Early Prevention = Long-Term Benefits
In summary, galantamine treatment provided long-term (18 1/2 months) benefits, especially in cognitive functions: after significant initial gains, these functions remained above the baseline level for one year before declining further. (Interrupting the treatment appeared to be quite detrimental.) Thus, the clock was stopped, in effect, for a year—a major plus in the struggle to prolong life while maintaining functional capacity.
Such improvement with galantamine is particularly gratifying, because with conventional anti-Alzheimer’s drugs, the best one can usually hope for is to stop losing ground for about 6 months, after which the drugs start to lose their effectiveness, and the decline in functional capacity resumes.
It’s important to realize, of course, that Alzheimer’s disease doesn’t arise from nowhere. Its common precursor is the less serious condition known as mild cognitive impairment (MCI), which usually, but not always, leads to Alzheimer’s. MCI is not to be confused (although that’s not always easy) with the benign memory impairment attributed to normal aging, which afflicts just about everyone if they get old enough. Since memory impairment, especially of verbal memory, is a strong predictor of Alzheimer’s, it pays to be vigilant and to take early preventive action.
A Priceless Gift
What is time worth? What is life worth? No one can answer such questions, but we all recognize the primal urge to prolong life for as long a time as possible, even when the ultimate outcome is a foregone conclusion. How gratifying it is, then, to see that a brain damaged by Alzheimer’s disease can stage a comeback, even if only for a few months to a year, and cling to the capabilities—and memories—that make life so precious. And for that remarkable and unexpected ability, we have galantamine to thank.

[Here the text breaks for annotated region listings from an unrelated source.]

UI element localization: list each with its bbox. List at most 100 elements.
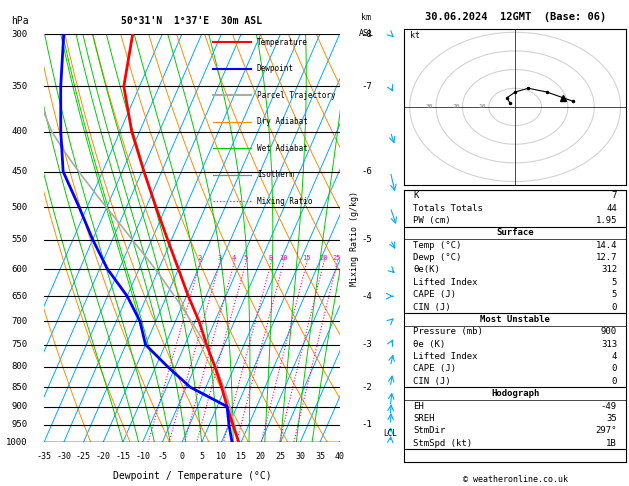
Text: K: K <box>413 191 419 200</box>
Text: 30: 30 <box>295 452 305 462</box>
Text: 450: 450 <box>12 167 28 176</box>
Text: Dewpoint / Temperature (°C): Dewpoint / Temperature (°C) <box>113 471 271 481</box>
Text: 20: 20 <box>452 104 460 109</box>
Text: 3: 3 <box>218 255 222 261</box>
Text: Temperature: Temperature <box>257 38 308 47</box>
Text: Dewp (°C): Dewp (°C) <box>413 253 462 262</box>
Text: 1B: 1B <box>606 439 617 448</box>
Text: LCL: LCL <box>383 429 398 438</box>
Text: -4: -4 <box>361 292 372 301</box>
Text: Hodograph: Hodograph <box>491 389 539 398</box>
Text: θe (K): θe (K) <box>413 340 445 348</box>
Text: 0: 0 <box>611 364 617 373</box>
Text: -6: -6 <box>361 167 372 176</box>
Text: 900: 900 <box>12 402 28 411</box>
Text: SREH: SREH <box>413 414 435 423</box>
Text: CIN (J): CIN (J) <box>413 303 451 312</box>
Text: 7: 7 <box>611 191 617 200</box>
Text: ASL: ASL <box>359 29 374 38</box>
Text: 300: 300 <box>12 30 28 38</box>
Text: 650: 650 <box>12 292 28 301</box>
Text: -30: -30 <box>56 452 71 462</box>
Text: 10: 10 <box>216 452 226 462</box>
Text: 850: 850 <box>12 382 28 392</box>
Text: -7: -7 <box>361 82 372 91</box>
Text: 0: 0 <box>179 452 184 462</box>
Text: 35: 35 <box>606 414 617 423</box>
Text: Mixing Ratio: Mixing Ratio <box>257 197 313 206</box>
Text: 14.4: 14.4 <box>596 241 617 250</box>
Text: 5: 5 <box>243 255 248 261</box>
Text: 15: 15 <box>236 452 246 462</box>
Text: 550: 550 <box>12 235 28 244</box>
Text: 4: 4 <box>232 255 237 261</box>
Text: -49: -49 <box>601 401 617 411</box>
Text: 25: 25 <box>333 255 342 261</box>
Text: Temp (°C): Temp (°C) <box>413 241 462 250</box>
Text: 30: 30 <box>426 104 433 109</box>
Text: 10: 10 <box>479 104 486 109</box>
Text: 350: 350 <box>12 82 28 91</box>
Text: 12.7: 12.7 <box>596 253 617 262</box>
Text: 0: 0 <box>611 303 617 312</box>
Text: Most Unstable: Most Unstable <box>480 315 550 324</box>
Text: -3: -3 <box>361 340 372 349</box>
Text: Parcel Trajectory: Parcel Trajectory <box>257 91 335 100</box>
Text: 297°: 297° <box>596 426 617 435</box>
Text: hPa: hPa <box>11 16 29 26</box>
Text: 5: 5 <box>199 452 204 462</box>
Text: Pressure (mb): Pressure (mb) <box>413 327 483 336</box>
Text: 30.06.2024  12GMT  (Base: 06): 30.06.2024 12GMT (Base: 06) <box>425 12 606 22</box>
Text: km: km <box>362 13 371 22</box>
Text: Lifted Index: Lifted Index <box>413 278 478 287</box>
Text: Lifted Index: Lifted Index <box>413 352 478 361</box>
Text: 400: 400 <box>12 127 28 136</box>
Text: -1: -1 <box>361 420 372 429</box>
Text: StmSpd (kt): StmSpd (kt) <box>413 439 472 448</box>
Text: CAPE (J): CAPE (J) <box>413 290 456 299</box>
Text: PW (cm): PW (cm) <box>413 216 451 225</box>
Text: -15: -15 <box>115 452 130 462</box>
Text: 700: 700 <box>12 317 28 326</box>
Text: 600: 600 <box>12 264 28 274</box>
Text: Surface: Surface <box>496 228 534 237</box>
Text: B: B <box>269 255 273 261</box>
Text: © weatheronline.co.uk: © weatheronline.co.uk <box>463 474 567 484</box>
Text: EH: EH <box>413 401 424 411</box>
Text: kt: kt <box>409 32 420 40</box>
Text: CAPE (J): CAPE (J) <box>413 364 456 373</box>
Text: 20: 20 <box>320 255 328 261</box>
Text: -2: -2 <box>361 382 372 392</box>
Text: Dewpoint: Dewpoint <box>257 64 294 73</box>
Text: 10: 10 <box>279 255 287 261</box>
Text: 15: 15 <box>303 255 311 261</box>
Text: -5: -5 <box>361 235 372 244</box>
Text: 900: 900 <box>601 327 617 336</box>
Text: Dry Adiabat: Dry Adiabat <box>257 117 308 126</box>
Text: -8: -8 <box>361 30 372 38</box>
Text: 312: 312 <box>601 265 617 275</box>
Text: 500: 500 <box>12 203 28 212</box>
Text: 313: 313 <box>601 340 617 348</box>
Text: 800: 800 <box>12 362 28 371</box>
Text: 35: 35 <box>315 452 325 462</box>
Text: 5: 5 <box>611 278 617 287</box>
Text: 1.95: 1.95 <box>596 216 617 225</box>
Text: Wet Adiabat: Wet Adiabat <box>257 144 308 153</box>
Text: 40: 40 <box>335 452 345 462</box>
Text: 5: 5 <box>611 290 617 299</box>
Text: Mixing Ratio (g/kg): Mixing Ratio (g/kg) <box>350 191 359 286</box>
Text: θe(K): θe(K) <box>413 265 440 275</box>
Text: -5: -5 <box>157 452 167 462</box>
Text: 750: 750 <box>12 340 28 349</box>
Text: CIN (J): CIN (J) <box>413 377 451 386</box>
Text: 0: 0 <box>611 377 617 386</box>
Text: 950: 950 <box>12 420 28 429</box>
Text: Isotherm: Isotherm <box>257 171 294 179</box>
Text: -20: -20 <box>96 452 111 462</box>
Text: 1000: 1000 <box>6 438 28 447</box>
Text: -35: -35 <box>36 452 52 462</box>
Text: 44: 44 <box>606 204 617 212</box>
Text: 4: 4 <box>611 352 617 361</box>
Text: -25: -25 <box>76 452 91 462</box>
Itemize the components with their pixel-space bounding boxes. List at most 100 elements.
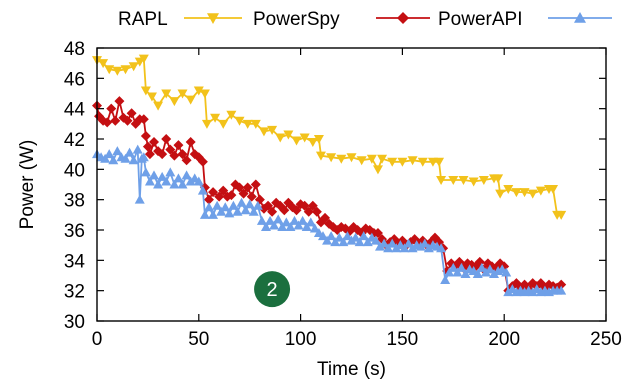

- Tariot PN, Solomon PR, Morris JC, Kershaw P, Lilienfeld S, Ding C. A 5-month, randomized, placebo-controlled trial of galantamine in Alzheimer’s disease. Neurology 2000;54:2269-76.
- Raskind MA, Peskind ER, Wessel T, Yuan W, and the Galantamine USA-1 Study Group. Galantamine in AD: a 6-month, randomized, placebo-controlled trial with a 6-month extension. Neurology 2000;54:2261-8.
- Wilcock GK, Lilienfeld S, Gaens E, on behalf of the Galantamine International-1 Study Group. Efficacy and safety of galantamine in patients with mild to moderate Alzheimer’s disease: a multicentre randomised controlled trial. Brit Med J 2000;321:1445-8.
- Olin J, Schneider L. Galantamine for Alzheimer’s disease (Cochrane review). In The Cochrane Library, Issue 2, 2001. Oxford: Update Software.
- Lyketsos CG, Reichman WE, Kershaw P, Zhu Y. Long-term outcomes of galantamine treatment in patients with Alzheimer disease. Am J Geriatr Psychiatry 2004;12(5):473-82.
- Small BJ, Mobly JL, Laukka EJ, Jones S, Backman L. Cognitive deficits in preclinical Alzheimer’s disease. Acta Neurol Scand 2003;107(Suppl 179):29-33
Galantamine provides a heralded dual-mode action for boosting cholinergic function: it inhibits the enzyme acetylcholinesterase, thereby boosting brain levels of acetylcholine, and it modulates the brain's nicotinic receptors so as to maintain their function. The recommended daily serving ranges from a low of 4 to 8 mg of galantamine to begin with to a maximum of 24 mg, depending on the individual's response.
For an added measure of benefit, it is a good idea to take choline, the precursor molecule to acetylcholine, as well as pantothenic acid (vitamin B5), an important cofactor for choline. Thus it is possible to cover all bases in providing the means to enhance the levels and effectiveness of your acetylcholine.
Will Block is the publisher and editorial director of Life Enhancement magazine.